Au menu des échanges figurent avant tout les grandes crises internationales, l’Élysée saluant explicitement « le rôle essentiel du Saint-Siège » et « l’engagement personnel du Saint-Père en faveur de la paix, du dialogue et de la solidarité entre les peuples », avec une attention particulière portée aux chrétiens d’Orient et au Moyen-Orient où Léon XIV a lancé un appel solennel à Donald Trump lors du mardi saint, déclarant que « Dieu n’entend pas les prières de ceux qui ont du sang sur les mains » et ceux qui font la guerre. Le cas de l’Algérie, à l’approche du voyage papal, sera aussi évoqué en lien avec la situation du journaliste Christophe Gleizes emprisonné, tandis que des divergences subsistent entre le multilatéralisme pacifiste défendu par le pape dans son discours de janvier et la vision française de la défense européenne incluant le parapluie nucléaire.

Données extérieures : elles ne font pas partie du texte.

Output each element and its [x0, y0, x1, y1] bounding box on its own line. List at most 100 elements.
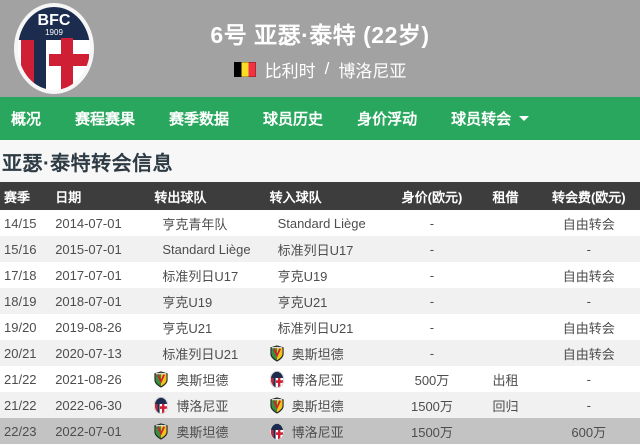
cell-to-team: 亨克U21 [266, 288, 391, 314]
cell-value: - [429, 267, 435, 283]
cell-season: 21/22 [4, 397, 37, 413]
nav-item-value-changes[interactable]: 身价浮动 [357, 111, 418, 128]
cell-date: 2018-07-01 [55, 293, 122, 309]
cell-fee: 自由转会 [562, 268, 615, 284]
cell-season: 22/23 [4, 423, 37, 439]
cell-to-team: 奥斯坦德 [266, 340, 391, 366]
transfer-table-body: 14/15 2014-07-01 亨克青年队 Standard Liège - … [0, 210, 640, 444]
cell-value: - [429, 241, 435, 257]
cell-to-team: 标准列日U17 [266, 236, 391, 262]
team-link[interactable]: 亨克U21 [277, 294, 328, 310]
cell-from-team: 博洛尼亚 [150, 392, 265, 418]
oostende-logo-icon [270, 345, 284, 362]
team-link[interactable]: 奥斯坦德 [291, 346, 344, 362]
col-fee: 转会费(欧元) [537, 182, 640, 210]
section-title-bar: 亚瑟·泰特转会信息 [0, 140, 640, 182]
bologna-logo-icon [270, 371, 284, 388]
nav-item-overview[interactable]: 概况 [11, 111, 42, 128]
cell-to-team: 博洛尼亚 [266, 418, 391, 444]
cell-date: 2015-07-01 [55, 241, 122, 257]
cell-date: 2019-08-26 [55, 319, 122, 335]
col-value: 身价(欧元) [390, 182, 474, 210]
cell-fee: - [586, 371, 591, 387]
nav-item-player-history[interactable]: 球员历史 [263, 111, 324, 128]
cell-from-team: 亨克U19 [150, 288, 265, 314]
cell-to-team: 亨克U19 [266, 262, 391, 288]
nav-item-transfers[interactable]: 球员转会 [434, 97, 546, 140]
cell-loan [474, 262, 538, 288]
col-to-team: 转入球队 [265, 182, 391, 210]
cell-loan [474, 210, 538, 236]
nav-item-season-stats[interactable]: 赛季数据 [169, 111, 230, 128]
team-link[interactable]: 博洛尼亚 [291, 424, 344, 440]
table-row[interactable]: 15/16 2015-07-01 Standard Liège 标准列日U17 … [0, 236, 640, 262]
transfer-table: 赛季 日期 转出球队 转入球队 身价(欧元) 租借 转会费(欧元) 14/15 … [0, 182, 640, 444]
cell-value: - [429, 345, 435, 361]
team-link[interactable]: 标准列日U21 [162, 346, 239, 362]
team-link[interactable]: 奥斯坦德 [176, 424, 229, 440]
player-club: 博洛尼亚 [338, 61, 407, 81]
cell-fee: 自由转会 [562, 346, 615, 362]
crest-text-year: 1909 [45, 28, 63, 37]
col-from-team: 转出球队 [150, 182, 266, 210]
team-link[interactable]: 亨克U19 [162, 294, 213, 310]
cell-from-team: 标准列日U17 [150, 262, 265, 288]
cell-fee: - [586, 241, 591, 257]
cell-date: 2022-07-01 [55, 423, 122, 439]
table-row[interactable]: 18/19 2018-07-01 亨克U19 亨克U21 - - [0, 288, 640, 314]
team-link[interactable]: 亨克青年队 [162, 216, 228, 232]
cell-value: 1500万 [410, 424, 453, 440]
cell-date: 2020-07-13 [55, 345, 122, 361]
oostende-logo-icon [270, 397, 284, 414]
table-row[interactable]: 14/15 2014-07-01 亨克青年队 Standard Liège - … [0, 210, 640, 236]
team-link[interactable]: 奥斯坦德 [176, 372, 229, 388]
cell-date: 2022-06-30 [55, 397, 122, 413]
cell-from-team: Standard Liège [150, 236, 265, 262]
table-row[interactable]: 20/21 2020-07-13 标准列日U21 奥斯坦德 - 自由转会 [0, 340, 640, 366]
team-link[interactable]: 博洛尼亚 [291, 372, 344, 388]
team-link[interactable]: Standard Liège [162, 241, 251, 257]
cell-season: 18/19 [4, 293, 37, 309]
table-row[interactable]: 17/18 2017-07-01 标准列日U17 亨克U19 - 自由转会 [0, 262, 640, 288]
cell-loan [474, 288, 538, 314]
table-row[interactable]: 21/22 2021-08-26 奥斯坦德 博洛尼亚 500万 出租 - [0, 366, 640, 392]
cell-from-team: 奥斯坦德 [150, 418, 265, 444]
cell-fee: - [586, 397, 591, 413]
cell-loan [474, 418, 538, 444]
team-link[interactable]: 亨克U21 [162, 320, 213, 336]
cell-loan [474, 236, 538, 262]
cell-date: 2021-08-26 [55, 371, 122, 387]
nav-item-fixtures[interactable]: 赛程赛果 [75, 111, 136, 128]
team-link[interactable]: Standard Liège [277, 215, 366, 231]
team-link[interactable]: 亨克U19 [277, 268, 328, 284]
table-row[interactable]: 22/23 2022-07-01 奥斯坦德 博洛尼亚 1500万 600万 [0, 418, 640, 444]
team-link[interactable]: 博洛尼亚 [176, 398, 229, 414]
cell-value: - [429, 293, 435, 309]
cell-to-team: 奥斯坦德 [266, 392, 391, 418]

Sur les questions bioéthiques cette fois, notamment autour de la fin de vie, ce sujet cristallise des divergences profondes entre Paris et Rome. Mais Mikael Corre anticipe une approche mesurée de la part de Léon XIV : « Être ferme, c’est être maître de soi. Il rappellera les fondamentaux sans hurler », inspirée de sa vision chicagoane de la     « tunique du Christ ». Cette image biblique de la tunique sans couture qui symbolise la défense ininterrompue de la vie humaine du début à la fin, refusant à la fois l’avortement et l’euthanasie tout en dénonçant la pauvreté extrême et l’oppression des migrants, comme il l’a exprimé à Monaco dans des termes diplomatiques et peu offensifs.

Regain d’espérance pour le catholicisme français

Cette rencontre pascale redonne un souffle d’espérance aux catholiques français face à une sécularisation croissante. Léon XIV ayant multiplié les gestes attentionnés dès son élection à travers des lettres adressées aux fidèles et au clergé français et considérant la France comme un « élément stabilisateur » dans un monde bousculé par le trumpisme. Emmanuel Macron devrait formellement inviter le pape pour un « vrai voyage » dans plusieurs villes françaises après 2027. 

Dans son ouvrage Géopolitique d’un conclave à paraître le 15 avril chez Bayard, Mikael Corre raconte les 18 jours de « vacances du pouvoir » entre la mort de François et l’élection du 8 mai 2025, expliquant le choix d’un pape américain « le moins américain des cardinaux » comme un « choix politique au sens noble » pour unir une Église confrontée aux fractures du monde, à l’image de Jean-Paul II élu en pleine guerre froide.